Craig may announce at a news conference in Boise this morning that he will resign his seat (pun intended). The announcement follows by just five days the disclosure that he had pleaded guilty Aug. 1 to a reduced misdemeanor charge arising out of his arrest June 11 at the Minneapolis airport. The three-term Republican senator had maintained that he did nothing wrong except for making the guilty plea without consulting a lawyer. But he found almost no support among Republicans in his home state or Washington. Heck, how many more of these guys want to be exposed and open the door to Hillary Clinton as President?


Our politicians in Washington have a wee bit of a reputation for this type of crap. I mean, look at their record here...

In July, U.S. Sen. David Vitter, R-La., acknowledged having been in touch with the D.C. Madam, whose phone records were examined by an investigator for Hustler magazine publisher Larry Flynt. Vitter went into seclusion for a week, then had a news conference with his wife to apologize for his conduct.

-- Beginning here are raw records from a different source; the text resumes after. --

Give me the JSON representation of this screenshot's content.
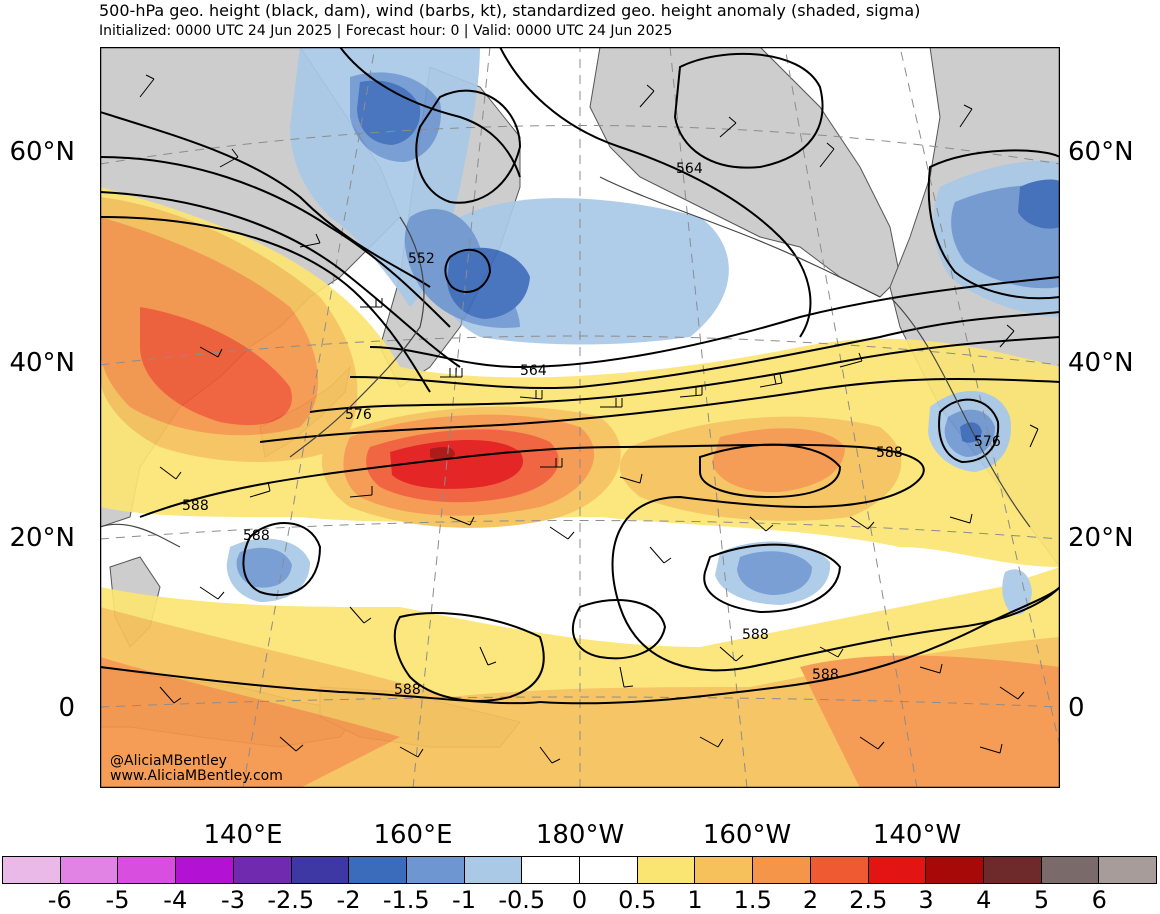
{
  "title": "500-hPa geo. height (black, dam), wind (barbs, kt), standardized geo. height anomaly (shaded, sigma)",
  "subtitle": "Initialized: 0000 UTC 24 Jun 2025 | Forecast hour: 0 | Valid: 0000 UTC 24 Jun 2025",
  "lat_labels": [
    "60°N",
    "40°N",
    "20°N",
    "0"
  ],
  "lon_labels": [
    "140°E",
    "160°E",
    "180°W",
    "160°W",
    "140°W"
  ],
  "contour_labels": [
    "564",
    "552",
    "564",
    "576",
    "588",
    "588",
    "588",
    "588",
    "588",
    "588",
    "576"
  ],
  "watermark": [
    "@AliciaMBentley",
    "www.AliciaMBentley.com"
  ],
  "colorbar": {
    "colors": [
      "#eab9e8",
      "#e183e5",
      "#d84ede",
      "#b312d4",
      "#6f2ab0",
      "#3d38a3",
      "#3b6bbb",
      "#6e97d2",
      "#a9c9e7",
      "#ffffff",
      "#ffffff",
      "#fbe572",
      "#f6c15a",
      "#f59549",
      "#f05a32",
      "#e21414",
      "#a70808",
      "#6e2a2a",
      "#7a6b6a",
      "#a89c9a"
    ],
    "labels": [
      "-6",
      "-5",
      "-4",
      "-3",
      "-2.5",
      "-2",
      "-1.5",
      "-1",
      "-0.5",
      "0",
      "0.5",
      "1",
      "1.5",
      "2",
      "2.5",
      "3",
      "4",
      "5",
      "6"
    ]
  },
  "colors": {
    "land": "#cdcdcd",
    "contour": "#000000",
    "graticule": "#8c8c8c",
    "coast": "#555555"
  }
}
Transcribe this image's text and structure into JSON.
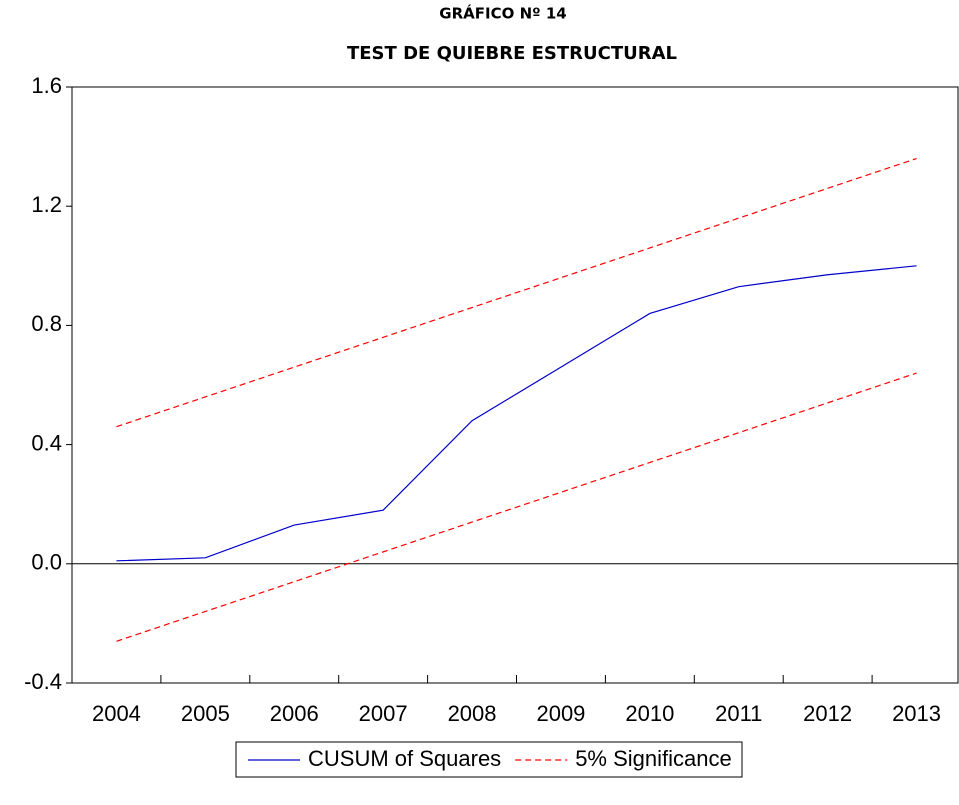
{
  "chart_data": {
    "type": "line",
    "title": "GRÁFICO Nº  14",
    "subtitle": "TEST DE QUIEBRE ESTRUCTURAL",
    "categories": [
      "2004",
      "2005",
      "2006",
      "2007",
      "2008",
      "2009",
      "2010",
      "2011",
      "2012",
      "2013"
    ],
    "series": [
      {
        "name": "CUSUM of Squares",
        "color": "#0000cc",
        "dashed": false,
        "values": [
          0.01,
          0.02,
          0.13,
          0.18,
          0.48,
          0.66,
          0.84,
          0.93,
          0.97,
          1.0
        ]
      },
      {
        "name": "5% Significance",
        "color": "#ff0000",
        "dashed": true,
        "values": [
          0.46,
          0.56,
          0.66,
          0.76,
          0.86,
          0.96,
          1.06,
          1.16,
          1.26,
          1.36
        ],
        "lower": [
          -0.26,
          -0.16,
          -0.06,
          0.04,
          0.14,
          0.24,
          0.34,
          0.44,
          0.54,
          0.64
        ]
      }
    ],
    "ylim": [
      -0.4,
      1.6
    ],
    "yticks": [
      {
        "value": -0.4,
        "label": "-0.4"
      },
      {
        "value": 0,
        "label": "0.0"
      },
      0.4,
      0.8,
      1.2,
      1.6
    ],
    "zero_line": true,
    "grid": false,
    "legend": "bottom"
  }
}
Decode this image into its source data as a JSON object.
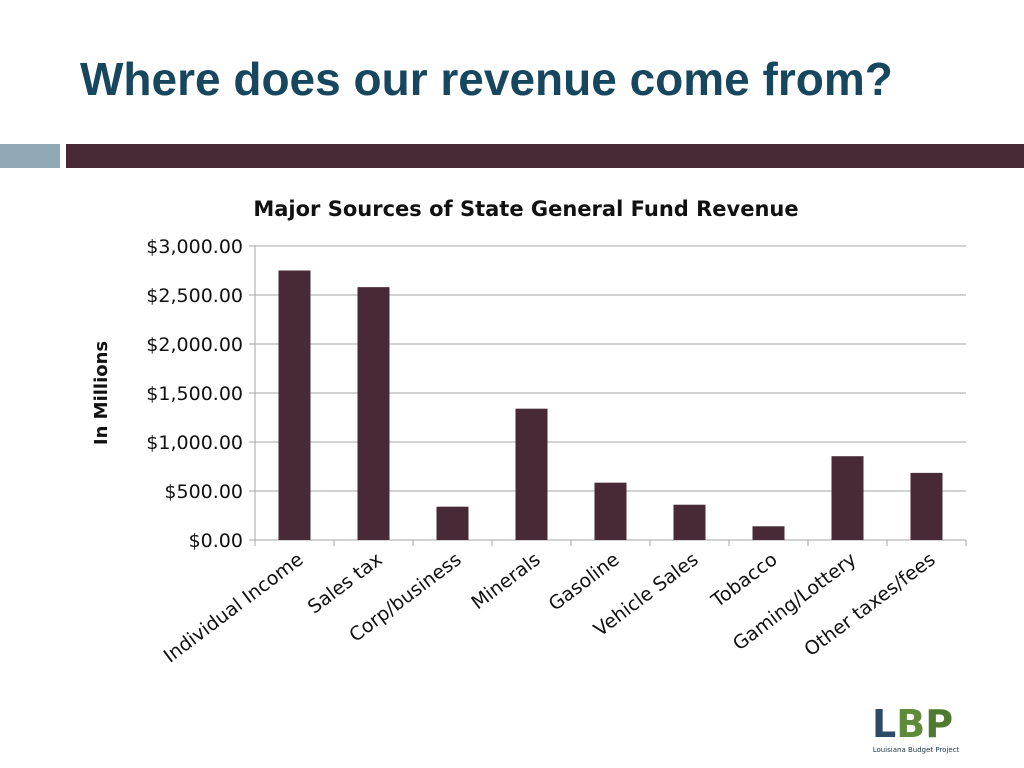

Last fall, Mark Foley, a Republican congressman from Florida, resigned from Congress after news reports surfaced that he sent lewd computer messages to a former congressional page. Last week, a Florida newspaper reported that he is unlikely to face criminal charges.

In 1998, the House of Representatives impeached President Bill Clinton after his affair with former intern Monica Lewinsky became public. The Senate acquitted the Democratic president.

And at the height of the public interest in Clinton’s affair with Lewinsky, Idaho had its own Washington sex scandal when the late U.S. House Rep. Helen Chenowith, a Republican, admitted that she had once had a six-year affair with a married man.



I hope you've all learned a few things from today's episode of Discover Insanity. Don't be a politician is one. Get that Restless Leg Syndrome fixed quickly is two. And three, there is only one piece of business you should be doing in the bathroom!

And I thought 3 taps meant ‘pass the business section!’.